The app, which runs on top of the Jack Dorsey-backed decentralized social networking protocol Nostr, was removed from China’s App Store at the request of the country’s largest internet watchdog because it “contains content that is illegal in China,” according to an app review post Damus received and shared on Twitter.

Being decentralized means there is no central authority that decides who can participate or say what on the platform. That made Damu’s approval process difficult at first, as Apple requires services to have a mechanism to flag objectionable content, but eventually Damus figured out a way to be listed on Apple’s App Store on Feb. 1.

The decentralized nature of the app has undoubtedly led to its short-lived debut in China, where information is tightly controlled by the government. Social networks operating legally in China all have built-in censorship tools to remove illegal content or information prohibited by the authority. Anonymity does not exist, because user logins are tied to people’s real identities.

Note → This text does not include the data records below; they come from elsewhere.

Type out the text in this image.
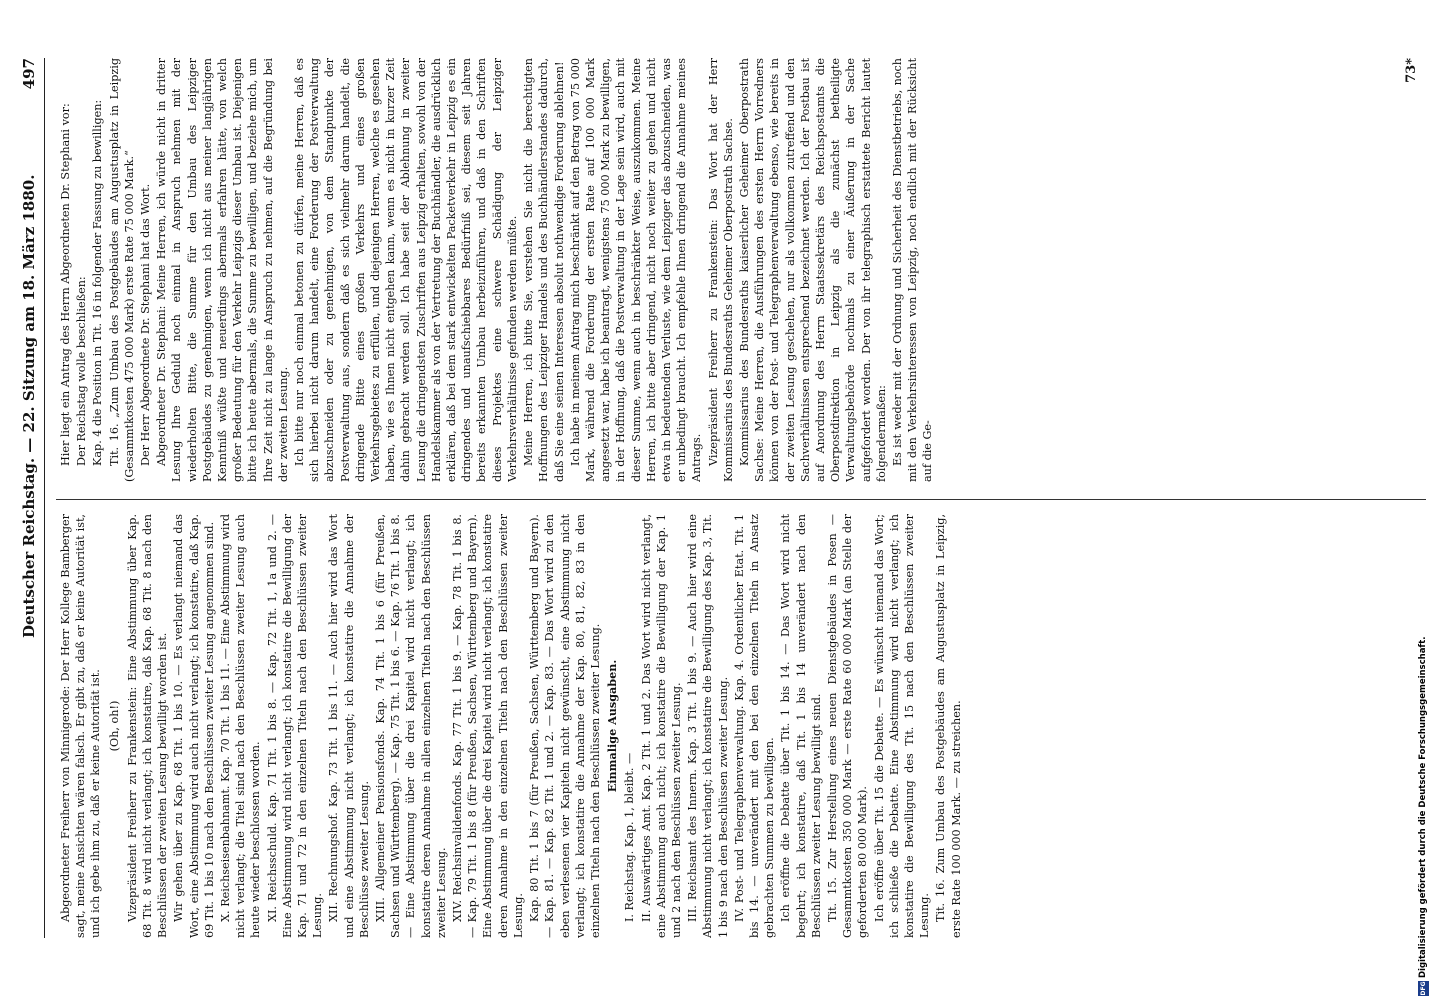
Deutscher Reichstag. — 22. Sitzung am 18. März 1880.
497

Abgeordneter Freiherr von Minnigerode: Der Herr Kollege Bamberger sagt, meine Ansichten wären falsch. Er gibt zu, daß er keine Autorität ist, und ich gebe ihm zu, daß er keine Autorität ist. (Oh, oh!) Vizepräsident Freiherr zu Frankenstein: Eine Abstimmung über Kap. 68 Tit. 8 wird nicht verlangt; ich konstatire, daß Kap. 68 Tit. 8 nach den Beschlüssen der zweiten Lesung bewilligt worden ist. Wir gehen über zu Kap. 68 Tit. 1 bis 10. — Es verlangt niemand das Wort, eine Abstimmung wird auch nicht verlangt; ich konstatire, daß Kap. 69 Tit. 1 bis 10 nach den Beschlüssen zweiter Lesung angenommen sind. X. Reichseisenbahnamt. Kap. 70 Tit. 1 bis 11. — Eine Abstimmung wird nicht verlangt; die Titel sind nach den Beschlüssen zweiter Lesung auch heute wieder beschlossen worden. XI. Reichsschuld. Kap. 71 Tit. 1 bis 8. — Kap. 72 Tit. 1, 1a und 2. — Eine Abstimmung wird nicht verlangt; ich konstatire die Bewilligung der Kap. 71 und 72 in den einzelnen Titeln nach den Beschlüssen zweiter Lesung. XII. Rechnungshof. Kap. 73 Tit. 1 bis 11. — Auch hier wird das Wort und eine Abstimmung nicht verlangt; ich konstatire die Annahme der Beschlüsse zweiter Lesung. XIII. Allgemeiner Pensionsfonds. Kap. 74 Tit. 1 bis 6 (für Preußen, Sachsen und Württemberg). — Kap. 75 Tit. 1 bis 6. — Kap. 76 Tit. 1 bis 8. — Eine Abstimmung über die drei Kapitel wird nicht verlangt; ich konstatire deren Annahme in allen einzelnen Titeln nach den Beschlüssen zweiter Lesung. XIV. Reichsinvalidenfonds. Kap. 77 Tit. 1 bis 9. — Kap. 78 Tit. 1 bis 8. — Kap. 79 Tit. 1 bis 8 (für Preußen, Sachsen, Württemberg und Bayern). Eine Abstimmung über die drei Kapitel wird nicht verlangt; ich konstatire deren Annahme in den einzelnen Titeln nach den Beschlüssen zweiter Lesung. Kap. 80 Tit. 1 bis 7 (für Preußen, Sachsen, Württemberg und Bayern). — Kap. 81. — Kap. 82 Tit. 1 und 2. — Kap. 83. — Das Wort wird zu den eben verlesenen vier Kapiteln nicht gewünscht, eine Abstimmung nicht verlangt; ich konstatire die Annahme der Kap. 80, 81, 82, 83 in den einzelnen Titeln nach den Beschlüssen zweiter Lesung. Einmalige Ausgaben.

I. Reichstag. Kap. 1, bleibt. — II. Auswärtiges Amt. Kap. 2 Tit. 1 und 2. Das Wort wird nicht verlangt, eine Abstimmung auch nicht; ich konstatire die Bewilligung der Kap. 1 und 2 nach den Beschlüssen zweiter Lesung. III. Reichsamt des Innern. Kap. 3 Tit. 1 bis 9. — Auch hier wird eine Abstimmung nicht verlangt; ich konstatire die Bewilligung des Kap. 3, Tit. 1 bis 9 nach den Beschlüssen zweiter Lesung. IV. Post- und Telegraphenverwaltung. Kap. 4. Ordentlicher Etat. Tit. 1 bis 14. — unverändert mit den bei den einzelnen Titeln in Ansatz gebrachten Summen zu bewilligen. Ich eröffne die Debatte über Tit. 1 bis 14. — Das Wort wird nicht begehrt; ich konstatire, daß Tit. 1 bis 14 unverändert nach den Beschlüssen zweiter Lesung bewilligt sind. Tit. 15. Zur Herstellung eines neuen Dienstgebäudes in Posen — Gesammtkosten 350 000 Mark — erste Rate 60 000 Mark (an Stelle der geforderten 80 000 Mark). Ich eröffne über Tit. 15 die Debatte. — Es wünscht niemand das Wort; ich schließe die Debatte. Eine Abstimmung wird nicht verlangt; ich konstatire die Bewilligung des Tit. 15 nach den Beschlüssen zweiter Lesung. Tit. 16. Zum Umbau des Postgebäudes am Augustusplatz in Leipzig, erste Rate 100 000 Mark. — zu streichen.

Hier liegt ein Antrag des Herrn Abgeordneten Dr. Stephani vor: Der Reichstag wolle beschließen: Kap. 4 die Position in Tit. 16 in folgender Fassung zu bewilligen: Tit. 16. „Zum Umbau des Postgebäudes am Augustusplatz in Leipzig (Gesammtkosten 475 000 Mark) erste Rate 75 000 Mark.“ Der Herr Abgeordnete Dr. Stephani hat das Wort. Abgeordneter Dr. Stephani: Meine Herren, ich würde nicht in dritter Lesung Ihre Geduld noch einmal in Anspruch nehmen mit der wiederholten Bitte, die Summe für den Umbau des Leipziger Postgebäudes zu genehmigen, wenn ich nicht aus meiner langjährigen Kenntniß wüßte und neuerdings abermals erfahren hätte, von welch großer Bedeutung für den Verkehr Leipzigs dieser Umbau ist. Diejenigen bitte ich heute abermals, die Summe zu bewilligen, und beziehe mich, um Ihre Zeit nicht zu lange in Anspruch zu nehmen, auf die Begründung bei der zweiten Lesung. Ich bitte nur noch einmal betonen zu dürfen, meine Herren, daß es sich hierbei nicht darum handelt, eine Forderung der Postverwaltung abzuschneiden oder zu genehmigen, von dem Standpunkte der Postverwaltung aus, sondern daß es sich vielmehr darum handelt, die dringende Bitte eines großen Verkehrs und eines großen Verkehrsgebietes zu erfüllen, und diejenigen Herren, welche es gesehen haben, wie es Ihnen nicht entgehen kann, wenn es nicht in kurzer Zeit dahin gebracht werden soll. Ich habe seit der Ablehnung in zweiter Lesung die dringendsten Zuschriften aus Leipzig erhalten, sowohl von der Handelskammer als von der Vertretung der Buchhändler, die ausdrücklich erklären, daß bei dem stark entwickelten Packetverkehr in Leipzig es ein dringendes und unaufschiebbares Bedürfniß sei, diesem seit Jahren bereits erkannten Umbau herbeizuführen, und daß in den Schriften dieses Projektes eine schwere Schädigung der Leipziger Verkehrsverhältnisse gefunden werden müßte. Meine Herren, ich bitte Sie, verstehen Sie nicht die berechtigten Hoffnungen des Leipziger Handels und des Buchhändlerstandes dadurch, daß Sie eine seinen Interessen absolut nothwendige Forderung ablehnen! Ich habe in meinem Antrag mich beschränkt auf den Betrag von 75 000 Mark, während die Forderung der ersten Rate auf 100 000 Mark angesetzt war, habe ich beantragt, wenigstens 75 000 Mark zu bewilligen, in der Hoffnung, daß die Postverwaltung in der Lage sein wird, auch mit dieser Summe, wenn auch in beschränkter Weise, auszukommen. Meine Herren, ich bitte aber dringend, nicht noch weiter zu gehen und nicht etwa in bedeutenden Verluste, wie dem Leipziger das abzuschneiden, was er unbedingt braucht. Ich empfehle Ihnen dringend die Annahme meines Antrags. Vizepräsident Freiherr zu Frankenstein: Das Wort hat der Herr Kommissarius des Bundesraths Geheimer Oberpostrath Sachse. Kommissarius des Bundesraths kaiserlicher Geheimer Oberpostrath Sachse: Meine Herren, die Ausführungen des ersten Herrn Vorredners können von der Post- und Telegraphenverwaltung ebenso, wie bereits in der zweiten Lesung geschehen, nur als vollkommen zutreffend und den Sachverhältnissen entsprechend bezeichnet werden. Ich der Postbau ist auf Anordnung des Herrn Staatssekretärs des Reichspostamts die Oberpostdirektion in Leipzig als die zunächst betheiligte Verwaltungsbehörde nochmals zu einer Äußerung in der Sache aufgefordert worden. Der von ihr telegraphisch erstattete Bericht lautet folgendermaßen: Es ist weder mit der Ordnung und Sicherheit des Dienstbetriebs, noch mit den Verkehrsinteressen von Leipzig, noch endlich mit der Rücksicht auf die Ge-

73*
DFG
Digitalisierung gefördert durch die Deutsche Forschungsgemeinschaft.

The authority has stopped distribution of Damus in the country through the App Store – Google Play is not available in China and there are a handful of third-party domestic Android stores that are often out of reach for foreign developers. But it seems that access is intact so far. Those who already have Damus on their phones will still be able to view and respond to messages from February 3 without having to circumvent the Great Firewall, the country’s censorship system that blocks or slows down certain foreign websites.

Nostr is built to be censorship resistant through “relays”, a type of network responsible for receiving messages and distributing them to network participants. Users can publish their messages to multiple relays and they will only see content in the relays they connect to. So if one relay gets censored, they can post their content through another. But having competing networks also undermines the platform’s network effects, meaning Damus isn’t exactly an ideal Twitter replacement.

“It’s more like a newsgroup, interest group, or fans club,” said Frank Hu, COO at ByteTrade Laba web3 infrastructure startup backed by SIG Asia Venture Capital Fund.

“Users can choose relays and must adhere to the codes there. Relays compete and relay owners also participate. Based on this competition, builders can build different communities – paid or free, censored or censor-free, targeting fans of influencers or porn stars. It is a relay-based free market.”

Is there a way to block each relay? Hu thinks it will be challenging to censor Damus, which runs on “multiple centralized servers” rather than a “fully decentralized” infrastructure. “It has about 300 relays now, and people can make self-hosted relays, so it’s pretty hard to take it out.”

It will be interesting to see how the use of the app develops in China in the coming weeks.